An issue of similarity between today’s pandemic and the 1918 pandemic is the lack of a quick, centralized, and coordinated response. In the case of the 1918 pandemic, the lack of response likely fostered an environment that prolonged the illness. There were many reasons why there was no centralized response in 1918. Quite simply, there was no Department of Health and Human Services, no Centers for Disease Control, and no World Health Organization to coordinate broad action in 1918.
There are also many reasons why the centralized response has been slow in 2020, but one key takeaway is that uncertainty in the early days likely made the situation even more difficult in both pandemics.
Growing up, the 1918 pandemic was frequently pulled out as the setting for family stories told by my grandparents’ generation. One such story involved my grandfather who was a Kansas farm boy who enlisted in the U.S. Army during World War I. The family story always went, “He was in the Army, but he got sick. When it was time to ship out, the war was over.”

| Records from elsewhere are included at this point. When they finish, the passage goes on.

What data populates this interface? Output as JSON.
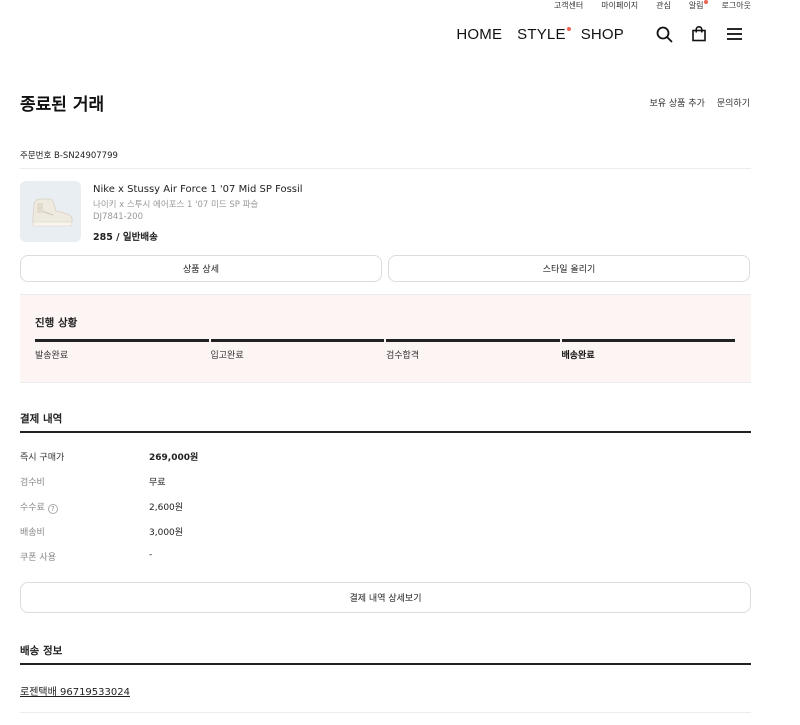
{
  "header": {
    "util_links": [
      "고객센터",
      "마이페이지",
      "관심",
      "알림",
      "로그아웃"
    ],
    "nav": [
      "HOME",
      "STYLE",
      "SHOP"
    ],
    "icons": [
      "search-icon",
      "shopping-bag-icon",
      "menu-icon"
    ],
    "accent_color": "#ef6253"
  },
  "page": {
    "title": "종료된 거래",
    "actions": [
      "보유 상품 추가",
      "문의하기"
    ]
  },
  "order": {
    "order_number": "주문번호 B-SN24907799",
    "product": {
      "name": "Nike x Stussy Air Force 1 '07 Mid SP Fossil",
      "name_ko": "나이키 x 스투시 에어포스 1 '07 미드 SP 파슬",
      "code": "DJ7841-200",
      "option": "285 / 일반배송"
    },
    "buttons": [
      "상품 상세",
      "스타일 올리기"
    ]
  },
  "progress": {
    "title": "진행 상황",
    "steps": [
      "발송완료",
      "입고완료",
      "검수합격",
      "배송완료"
    ],
    "current_step": 4
  },
  "payment": {
    "title": "결제 내역",
    "rows": [
      {
        "label": "즉시 구매가",
        "value": "269,000원"
      },
      {
        "label": "검수비",
        "value": "무료"
      },
      {
        "label": "수수료",
        "value": "2,600원"
      },
      {
        "label": "배송비",
        "value": "3,000원"
      },
      {
        "label": "쿠폰 사용",
        "value": "-"
      }
    ],
    "detail_button": "결제 내역 상세보기"
  },
  "shipping": {
    "title": "배송 정보",
    "tracking": "로젠택배 96719533024"
  }
}
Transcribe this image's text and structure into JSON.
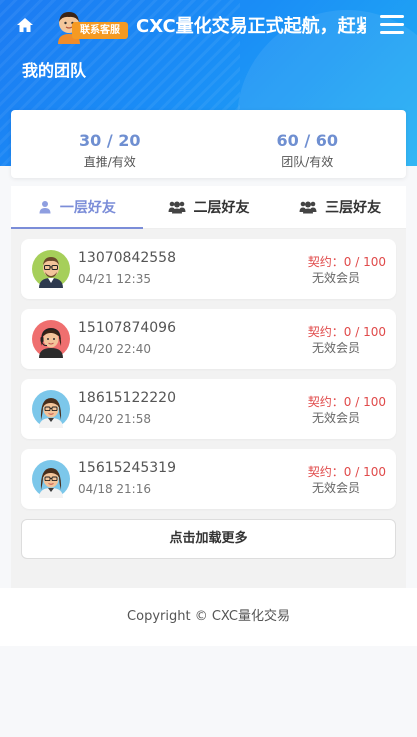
{
  "header": {
    "marquee": "CXC量化交易正式起航，赶紧加入吧",
    "customer_service": "联系客服",
    "title": "我的团队"
  },
  "stats": [
    {
      "value": "30 / 20",
      "label": "直推/有效"
    },
    {
      "value": "60 / 60",
      "label": "团队/有效"
    }
  ],
  "tabs": [
    {
      "label": "一层好友",
      "icon": "user-icon",
      "active": true
    },
    {
      "label": "二层好友",
      "icon": "users-icon",
      "active": false
    },
    {
      "label": "三层好友",
      "icon": "users-icon",
      "active": false
    }
  ],
  "members": [
    {
      "phone": "13070842558",
      "time": "04/21 12:35",
      "contract": "契约：0 / 100",
      "status": "无效会员",
      "avatar": "man-glasses-avatar"
    },
    {
      "phone": "15107874096",
      "time": "04/20 22:40",
      "contract": "契约：0 / 100",
      "status": "无效会员",
      "avatar": "woman-headset-avatar"
    },
    {
      "phone": "18615122220",
      "time": "04/20 21:58",
      "contract": "契约：0 / 100",
      "status": "无效会员",
      "avatar": "woman-glasses-avatar"
    },
    {
      "phone": "15615245319",
      "time": "04/18 21:16",
      "contract": "契约：0 / 100",
      "status": "无效会员",
      "avatar": "woman-glasses-avatar"
    }
  ],
  "load_more": "点击加载更多",
  "footer": "Copyright © CXC量化交易",
  "colors": {
    "accent": "#7b8dd8",
    "header_start": "#1c7bf2",
    "header_end": "#22b1f3",
    "contract": "#e04a4a"
  }
}
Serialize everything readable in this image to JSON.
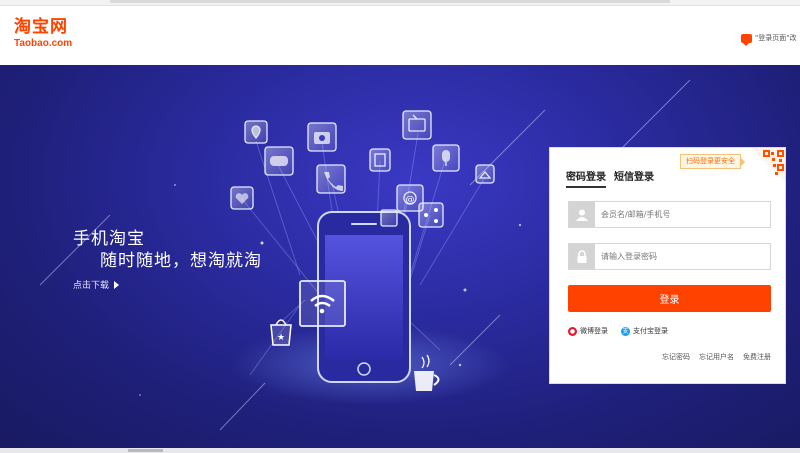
{
  "header": {
    "logo_cn": "淘宝网",
    "logo_en": "Taobao.com",
    "feedback_text": "\"登录页面\"改",
    "brand_color": "#ff4400"
  },
  "banner": {
    "slogan_line1": "手机淘宝",
    "slogan_line2": "随时随地，想淘就淘",
    "download_label": "点击下载",
    "background_color": "#2a2a9e",
    "icons": [
      "location-pin-icon",
      "camera-icon",
      "tv-icon",
      "gamepad-icon",
      "phone-call-icon",
      "clipboard-icon",
      "microphone-icon",
      "mail-icon",
      "share-icon",
      "heart-icon",
      "hanger-icon",
      "shopping-bag-icon",
      "wifi-icon",
      "coffee-cup-icon",
      "smartphone-icon"
    ]
  },
  "login": {
    "tabs": [
      {
        "label": "密码登录",
        "active": true
      },
      {
        "label": "短信登录",
        "active": false
      }
    ],
    "qr_tip": "扫码登录更安全",
    "username_placeholder": "会员名/邮箱/手机号",
    "password_placeholder": "请输入登录密码",
    "submit_label": "登录",
    "submit_color": "#ff4200",
    "weibo_label": "微博登录",
    "alipay_label": "支付宝登录",
    "links": {
      "forgot_password": "忘记密码",
      "forgot_username": "忘记用户名",
      "register": "免费注册"
    }
  }
}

Even at a young age, I could never quite understand how someone becoming ill would prevent a military deployment. When I read The Great Influenza, I discovered that, although it was colloquially dubbed the “Spanish Flu,” the origins of the flu in the U.S. may have been in Kansas. Specifically, the first reported case was at Ft. Riley—very close to Burlingame, Kansas, and where my grandfather reported and was organized in a “depot brigade.”
The Great Influenza was a terrific read that I found to be enlightening both personally and professionally. If you’re looking for a new eBook on a timely topic, I would strongly recommend it!